For example, in the early days "one system decided that the translation of the English word 'hear' in French was 'bravo,' because that word was so frequently translated by the phrase 'Hear! Hear!'" To help solve this problem, Resnik has developed a software tool "that goes out onto the Web and automatically finds pairs of pages that are translations of each other." He reports that the technique has a 90 to 100 percent accuracy rate. He has also adapted the software so that it efficiently locates translations on the Internet Archive (www.archive.org), an enormous centralized repository of Web pages. The archive has proved very fruitful for supplying parallel corpora, including thousands of translated documents in English and French, English and Chinese, and English and Arabic.

Having obtained pages that are parallel translations of each other, Resnik and Dorr break up the matching pages into matching sentences and even matching words.
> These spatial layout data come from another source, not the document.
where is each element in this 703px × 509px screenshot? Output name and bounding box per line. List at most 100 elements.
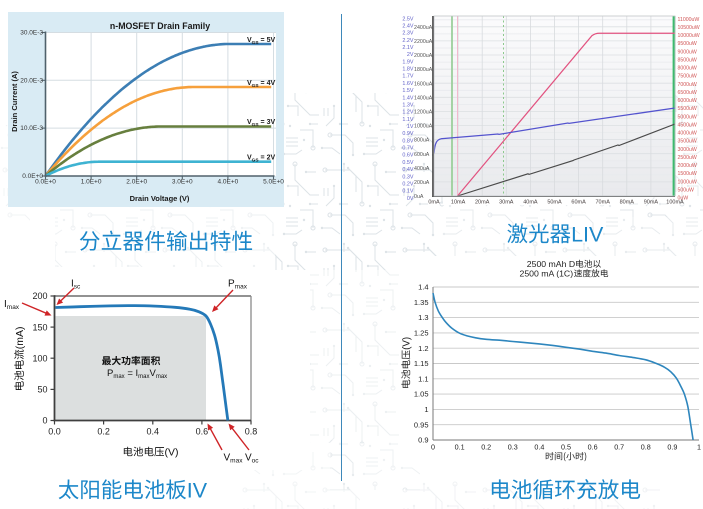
svg-text:7000uW: 7000uW xyxy=(678,82,697,88)
svg-text:2.2V: 2.2V xyxy=(402,38,413,44)
svg-text:0.0: 0.0 xyxy=(48,427,61,437)
svg-text:1400uA: 1400uA xyxy=(414,95,433,101)
svg-text:5000uW: 5000uW xyxy=(678,114,697,120)
svg-text:2000uW: 2000uW xyxy=(678,163,697,169)
svg-text:1.35: 1.35 xyxy=(414,298,429,307)
svg-text:1.9V: 1.9V xyxy=(402,59,413,65)
svg-text:10mA: 10mA xyxy=(451,200,466,206)
svg-text:1V: 1V xyxy=(407,124,414,130)
svg-text:0.8V: 0.8V xyxy=(402,138,413,144)
svg-text:1.6V: 1.6V xyxy=(402,81,413,87)
svg-text:2400uA: 2400uA xyxy=(414,25,433,31)
svg-text:2.4V: 2.4V xyxy=(402,24,413,30)
svg-text:40mA: 40mA xyxy=(523,200,538,206)
svg-text:0uW: 0uW xyxy=(678,196,689,202)
svg-text:5.0E+0: 5.0E+0 xyxy=(263,179,284,186)
svg-text:0V: 0V xyxy=(407,196,414,202)
svg-text:(V): (V) xyxy=(165,447,179,459)
svg-text:0.6: 0.6 xyxy=(588,443,598,452)
svg-text:100: 100 xyxy=(32,354,47,364)
svg-text:50mA: 50mA xyxy=(547,200,562,206)
svg-text:0.6V: 0.6V xyxy=(402,153,413,159)
svg-text:1.2: 1.2 xyxy=(418,344,428,353)
svg-text:9500uW: 9500uW xyxy=(678,41,697,47)
svg-text:500uW: 500uW xyxy=(678,187,695,193)
svg-text:30mA: 30mA xyxy=(499,200,514,206)
svg-text:80mA: 80mA xyxy=(620,200,635,206)
svg-text:1.15: 1.15 xyxy=(414,359,429,368)
svg-text:0.5V: 0.5V xyxy=(402,160,413,166)
svg-text:1.7V: 1.7V xyxy=(402,74,413,80)
svg-text:VGS = 5V: VGS = 5V xyxy=(247,37,275,46)
svg-text:2200uA: 2200uA xyxy=(414,39,433,45)
svg-text:0: 0 xyxy=(431,443,435,452)
svg-text:20.0E-3: 20.0E-3 xyxy=(20,77,43,84)
svg-text:0.6: 0.6 xyxy=(196,427,209,437)
svg-text:n-MOSFET Drain Family: n-MOSFET Drain Family xyxy=(110,21,210,31)
svg-text:9000uW: 9000uW xyxy=(678,49,697,55)
svg-text:0.9: 0.9 xyxy=(667,443,677,452)
svg-text:400uA: 400uA xyxy=(414,166,430,172)
svg-text:1.25: 1.25 xyxy=(414,329,429,338)
svg-text:600uA: 600uA xyxy=(414,152,430,158)
svg-text:5500uW: 5500uW xyxy=(678,106,697,112)
svg-text:4500uW: 4500uW xyxy=(678,122,697,128)
svg-text:200: 200 xyxy=(32,291,47,301)
svg-text:0.95: 0.95 xyxy=(414,420,429,429)
svg-text:4.0E+0: 4.0E+0 xyxy=(218,179,239,186)
svg-text:0.1V: 0.1V xyxy=(402,189,413,195)
svg-text:1600uA: 1600uA xyxy=(414,81,433,87)
svg-text:0.2: 0.2 xyxy=(481,443,491,452)
svg-text:IV: IV xyxy=(187,479,208,503)
svg-text:1.3: 1.3 xyxy=(418,313,428,322)
svg-text:100mA: 100mA xyxy=(666,200,684,206)
svg-text:6000uW: 6000uW xyxy=(678,98,697,104)
svg-text:0: 0 xyxy=(42,416,47,426)
svg-text:10000uW: 10000uW xyxy=(678,33,700,39)
svg-text:70mA: 70mA xyxy=(596,200,611,206)
svg-text:0uA: 0uA xyxy=(414,194,424,200)
svg-text:0mA: 0mA xyxy=(428,200,440,206)
svg-text:3000uW: 3000uW xyxy=(678,147,697,153)
svg-text:1200uA: 1200uA xyxy=(414,110,433,116)
svg-text:6500uW: 6500uW xyxy=(678,90,697,96)
svg-text:1.05: 1.05 xyxy=(414,390,429,399)
svg-text:1.2V: 1.2V xyxy=(402,110,413,116)
svg-text:4000uW: 4000uW xyxy=(678,131,697,137)
svg-text:1.0E+0: 1.0E+0 xyxy=(81,179,102,186)
svg-text:3.0E+0: 3.0E+0 xyxy=(172,179,193,186)
svg-text:8500uW: 8500uW xyxy=(678,58,697,64)
svg-text:(mA): (mA) xyxy=(14,327,26,350)
svg-text:1.4V: 1.4V xyxy=(402,95,413,101)
svg-text:1000uA: 1000uA xyxy=(414,124,433,130)
svg-text:0.9: 0.9 xyxy=(418,436,428,445)
svg-text:0.9V: 0.9V xyxy=(402,131,413,137)
svg-text:0.7V: 0.7V xyxy=(402,146,413,152)
svg-text:0.0E+0: 0.0E+0 xyxy=(22,173,43,180)
svg-text:3500uW: 3500uW xyxy=(678,139,697,145)
svg-text:0.3V: 0.3V xyxy=(402,174,413,180)
svg-text:2V: 2V xyxy=(407,52,414,58)
svg-text:0.1: 0.1 xyxy=(455,443,465,452)
svg-text:2.3V: 2.3V xyxy=(402,31,413,37)
svg-text:1800uA: 1800uA xyxy=(414,67,433,73)
svg-text:11000uW: 11000uW xyxy=(678,17,700,23)
svg-text:30.0E-3: 30.0E-3 xyxy=(20,30,43,37)
svg-text:0.5: 0.5 xyxy=(561,443,571,452)
svg-text:0.7: 0.7 xyxy=(614,443,624,452)
svg-text:2.0E+0: 2.0E+0 xyxy=(126,179,147,186)
svg-text:2.5V: 2.5V xyxy=(402,16,413,22)
svg-text:VGS = 4V: VGS = 4V xyxy=(247,80,275,89)
svg-text:1.4: 1.4 xyxy=(418,283,428,292)
svg-text:20mA: 20mA xyxy=(475,200,490,206)
svg-text:10.0E-3: 10.0E-3 xyxy=(20,125,43,132)
svg-text:150: 150 xyxy=(32,322,47,332)
svg-text:0.4V: 0.4V xyxy=(402,167,413,173)
svg-text:1: 1 xyxy=(697,443,701,452)
svg-text:LIV: LIV xyxy=(571,223,604,247)
svg-text:1000uW: 1000uW xyxy=(678,179,697,185)
svg-text:(V): (V) xyxy=(402,337,413,350)
svg-text:0.2: 0.2 xyxy=(97,427,110,437)
svg-text:0.2V: 0.2V xyxy=(402,181,413,187)
svg-text:2000uA: 2000uA xyxy=(414,53,433,59)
This process, called "alignment," involves algorithms that help to solve automatically a problem common to traditional machine translation techniques: inadequate bilingual dictionaries. "It's very important to have a good dictionary," says Resnik, "but no dictionary can ever be complete. They all have gaps ... Many things that are important are changing every day. New words come into use--new places, new names, new technical terms."

Better word-to-word dictionary entries make it possible to build better bilingual lexicons, containing detailed linguistic information, by "porting" the linguistic information known about one language to the other using the word-level dictionary entries as a bridge. "To build a Chinese lexicon, we can translate the knowledge about the Engish to the Chinese and use the result for machine translation of Chinese," explains Dorr. Armed with this knowledge, her translation techniques can use words and grammatical structure to determine the intended meaning of a sentence.

These scientists are also taking advantage of a parallel corpus that significantly predates the World Wide Web--the Bible. Because the Bible has been so carefully and widely translated, it provides a unique opportunity for studying how the same meanings are expressed in multiple languages.